Cricket analogy: A regex address is like targeting every left-handed batsman; a range like /BEGIN/,/END/ is a bowling spell from the fall of one wicket to the next, covering everything in between.
# Delete all comment lines
sed '/^#/d' config.conf
# Delete a block between markers (inclusive)
sed '/-- BEGIN --/,/-- END --/d' report.txt
# Print only lines 10 to 20 (suppress the rest)
sed -n '10,20p' access.logThe idiom 'sed -n '10,20p' file' mirrors head/tail: -n suppresses default output and the range with p prints just that window of lines. It is a quick way to extract a slice of a large file.
Negating an Address With !
Appending an exclamation mark to an address inverts it, so the command runs on every line that does NOT match. For instance '/error/!d' deletes all lines that do not contain 'error', which is effectively a grep for 'error'. Negation composes with any address type, letting you say 'apply this everywhere except here' — often clearer than constructing a positive pattern for the complement.
Cricket analogy: Negation is like a field set for everyone except the star batsman — the plan applies to all opponents but the one you deliberately exclude.
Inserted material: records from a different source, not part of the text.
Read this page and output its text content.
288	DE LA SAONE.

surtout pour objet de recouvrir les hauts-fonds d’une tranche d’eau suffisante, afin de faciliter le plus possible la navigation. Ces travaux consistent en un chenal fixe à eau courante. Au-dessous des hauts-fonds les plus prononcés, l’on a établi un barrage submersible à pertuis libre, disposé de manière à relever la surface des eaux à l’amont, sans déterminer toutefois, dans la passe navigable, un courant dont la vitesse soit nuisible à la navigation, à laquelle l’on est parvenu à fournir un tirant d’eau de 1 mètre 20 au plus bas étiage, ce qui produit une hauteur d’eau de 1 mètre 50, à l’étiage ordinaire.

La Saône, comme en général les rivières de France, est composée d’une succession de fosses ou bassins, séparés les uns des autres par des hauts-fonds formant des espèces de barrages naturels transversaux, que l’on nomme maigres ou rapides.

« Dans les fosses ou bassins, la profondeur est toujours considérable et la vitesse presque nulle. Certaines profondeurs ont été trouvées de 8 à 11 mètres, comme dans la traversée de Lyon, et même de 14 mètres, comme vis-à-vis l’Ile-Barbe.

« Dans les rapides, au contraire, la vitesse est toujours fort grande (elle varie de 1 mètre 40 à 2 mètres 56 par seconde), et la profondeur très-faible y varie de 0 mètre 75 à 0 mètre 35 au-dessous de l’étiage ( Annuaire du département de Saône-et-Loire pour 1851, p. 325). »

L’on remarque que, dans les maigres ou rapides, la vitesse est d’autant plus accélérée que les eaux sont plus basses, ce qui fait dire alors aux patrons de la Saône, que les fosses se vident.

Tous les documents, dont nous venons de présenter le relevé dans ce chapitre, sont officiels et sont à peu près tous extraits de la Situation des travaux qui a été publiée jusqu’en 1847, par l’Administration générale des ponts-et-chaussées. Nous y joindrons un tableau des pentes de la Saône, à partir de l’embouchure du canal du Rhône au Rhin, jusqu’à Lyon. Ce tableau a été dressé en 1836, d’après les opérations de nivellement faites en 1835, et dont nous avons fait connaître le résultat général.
# Keep only lines containing 'error' (delete the rest)
sed '/error/!d' app.log
# Add a prefix to every line EXCEPT blank ones
sed '/^$/!s/^/> /' quote.txtA range addr1,addr2 always includes at least one line and, if addr2 never matches again, extends to the end of the input. Also, once a range closes, sed can reopen it later if addr1 matches again — ranges are not one-shot by default.
- An address prefixes a command to restrict it to chosen lines.
- Line numbers count from 1, and $ matches the last line of input.
- A /regex/ address selects every line the pattern matches.
- addr1,addr2 forms an inclusive range across lines or patterns.
- 'sed -n 'A,Bp'' extracts a slice of lines like head/tail combined.
- Appending ! negates an address so the command runs on non-matching lines.
Practice what you learned
1. What does the address $ match?
2. What does 'sed '1d' file' do?
3. How do you select an inclusive range of lines from a pattern to another pattern?
4. What is the effect of '/error/!d'?
5. Which command prints only lines 10 through 20?